Well theologians have thought about this, argued about this, wrestled with this, and discussed this for centuries. Some come up with neat little ideas. Some come up with weird ideas. Some even write books about their ideas.
Some say it is our free will that makes us in the image of God. Some say it is our ability to be self-conscious. Others say it is our ability to reason that makes us like God.
Here is what I think the Scripture tells us—although I will admit it is a little simplistic:
1. I think Scripture tells us that we have a unique role to play. God made us with specific calls on our lives and specific things that we are do in this world on his behalf. It has to do with a lot of things, but most of all it has to do with being his hands and feet, his representative to others on earth. In the New Testament we call those who choose to claim their role as image-bearers disciples. Paul said, “Be imitators of God, as dearly loved children”
2. I think much of what is said about us being made in the image of God is also about simply being in right relationship with God. About being a friend with God. From the beginning of creation, he created people like you and me to be in relationship with him. To love him. To obey him. To be his friend. This is why he blesses us. This is why he brings us in on what he is doing in creation. Caring for what he made.
3. At the same time being told we are made in the image of God confers us with great honor and favor and great importance, being made in the image of God reminds us that all of this, this world, this creation, this work we do, is not about us. When we are truly living our lives as were created to live, we are simply reflecting God’s glory.
I don’t know about you, but I am tempted to think it is all about me. I am tempted to twist my faith to be about making myself happy, making myself fulfilled, alieviating my fears, building my SELF IMAGE.I don’t know about you, but I am tempted to come to God with a sense of entitlement. I want to tell God the way that he should do things. And when it does not work out quite the way I want it to, I am tempted to get frustrated and angry.
And I read this first chapter of Genesis 1 I hear a song. But it is not a song that is being sung to me. It is a song of praise that I should sing. Praise to a God whose love surrounds me. Who created the air I breathe and the food I eat, and the sun that lights my days and land my feet walk on. And who in the midst of that, wants me to be his friend. Who gives me purpose and meaning, hope and acceptance.

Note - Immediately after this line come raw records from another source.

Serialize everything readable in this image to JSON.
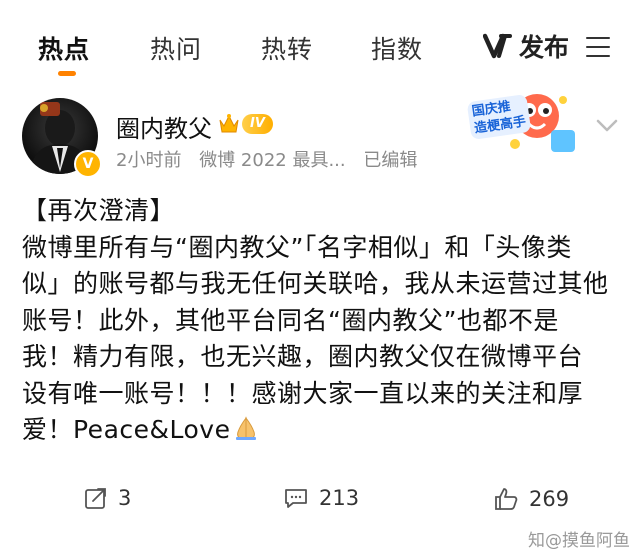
{
  "nav": {
    "tabs": [
      {
        "label": "热点",
        "active": true
      },
      {
        "label": "热问",
        "active": false
      },
      {
        "label": "热转",
        "active": false
      },
      {
        "label": "指数",
        "active": false
      }
    ],
    "publish_label": "发布",
    "accent": "#ff8200"
  },
  "post": {
    "username": "圈内教父",
    "level": "IV",
    "time": "2小时前",
    "source": "微博 2022 最具...",
    "edited": "已编辑",
    "promo": {
      "line1": "国庆推",
      "line2": "造梗高手"
    },
    "lines": [
      "【再次澄清】",
      "微博里所有与“圈内教父”「名字相似」和「头像类",
      "似」的账号都与我无任何关联哈，我从未运营过其他",
      "账号！此外，其他平台同名“圈内教父”也都不是",
      "我！精力有限，也无兴趣，圈内教父仅在微博平台",
      "设有唯一账号！！！感谢大家一直以来的关注和厚",
      "爱！Peace&Love"
    ]
  },
  "actions": {
    "reposts": "3",
    "comments": "213",
    "likes": "269"
  },
  "watermark": "知@摸鱼阿鱼"
}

This word communion is strange. It comes from the same word as community, but it talks about intimate relationship. It talks about a connection. It is appropriate for how God made us to be. We are made to be in relationship with him. It is an appropriate word as we come to the Lord’s Table as well.
As we come to the cross, we remember too, that this table is not about us. It is about Jesus.
We come not to force our agenda, but to surrender to God’s. We come not to justify ourselves, but to accept that we are only justified through trusting in Christ’s saving work on the cross.
It is about Christ’s love. It is about Jesus being wanting to be in relationship with us. Let us sing on.